Есть среди нас, говорят специалисты, гинекологи оккультных наук, особые существа – с другим индексом. Именуются в науке «скорлупами», если мне память не изменяет. От слова «скорлупа»: пустая скорлупа в образе человека. Такими уж родились – с отсутствием души, и в том неповинны. Что там у них вместо этого, газ какой-нибудь, или пар, или, может быть, эфир высшей кондиции, по сравнению с нами, – я не в курсе. Все прочее, весь аппарат, однако, по форме, налицо и, бывает, – в превосходной степени, с успехом и развитием в разных областях. Ученые, художники, полководцы и дипломаты. Встречаются даже, мне говорили, среди самих же оккультистов «скорлупы», которые, смех один, эту проблему во всех аспектах обсасывают, рассматривают, утверждают, отрицают, не догадываясь о своей трансцендентной принадлежности.
Да и кто из нас, в подобной постановке вопроса, может за себя поручиться, что он не «скорлупа»? Единственная надежда: в нашем общежитии это исключительный случай, один на десять тысяч, на сто, вроде гениев или талантов, не будем придираться к словам, хотя, при всех злодеяниях, те – люди, а эти, в растерянности разводишь руками, – подобия, что ли, талантливые оболочки людей?
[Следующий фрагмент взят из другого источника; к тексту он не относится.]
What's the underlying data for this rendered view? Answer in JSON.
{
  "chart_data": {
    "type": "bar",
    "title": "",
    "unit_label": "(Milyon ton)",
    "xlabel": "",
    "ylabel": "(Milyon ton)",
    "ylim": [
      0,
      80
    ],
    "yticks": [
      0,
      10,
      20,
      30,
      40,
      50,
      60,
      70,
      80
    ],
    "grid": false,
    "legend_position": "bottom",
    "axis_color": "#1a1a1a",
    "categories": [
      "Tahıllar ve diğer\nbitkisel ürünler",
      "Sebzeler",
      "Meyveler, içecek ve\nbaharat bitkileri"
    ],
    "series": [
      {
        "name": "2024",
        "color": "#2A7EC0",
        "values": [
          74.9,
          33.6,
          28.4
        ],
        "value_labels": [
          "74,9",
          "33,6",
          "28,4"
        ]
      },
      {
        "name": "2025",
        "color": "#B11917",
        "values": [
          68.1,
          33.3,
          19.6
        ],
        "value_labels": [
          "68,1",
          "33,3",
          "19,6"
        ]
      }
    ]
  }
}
Как, спросим, убедиться заранее, пока не умер, что ты – человек, человек взаправду, с собственной незаменимой душой и самобытным телом? Хватаюсь за ноги! Не из этих ли, не из таких ли, прости Господи, фальшивок, доведенных до совершенного сходства, прекрасных, разумных, сознающих тоже себя не какой-нибудь пустышкой, набитой всякой дрянью, но человеком не хуже других, даже лучше, одухотвореннее, ярче, что, впрочем, тоже еще не окончательный признак и, может быть, вам просто повезло не войти в ту разновидность?.. Нет критериев. Они заманчивее нас, говорят. Привлекательнее. Умнее. Или глупее среднего. Зато свободнее и способнее. Хотя не всегда. Подлее. Благороднее. Всякое бывает. Не важно. Ничем, ну абсолютно ничем вы их не отличите от полноценных, стандартных, как мы с вами, созданий. Разве что… Но это опасно!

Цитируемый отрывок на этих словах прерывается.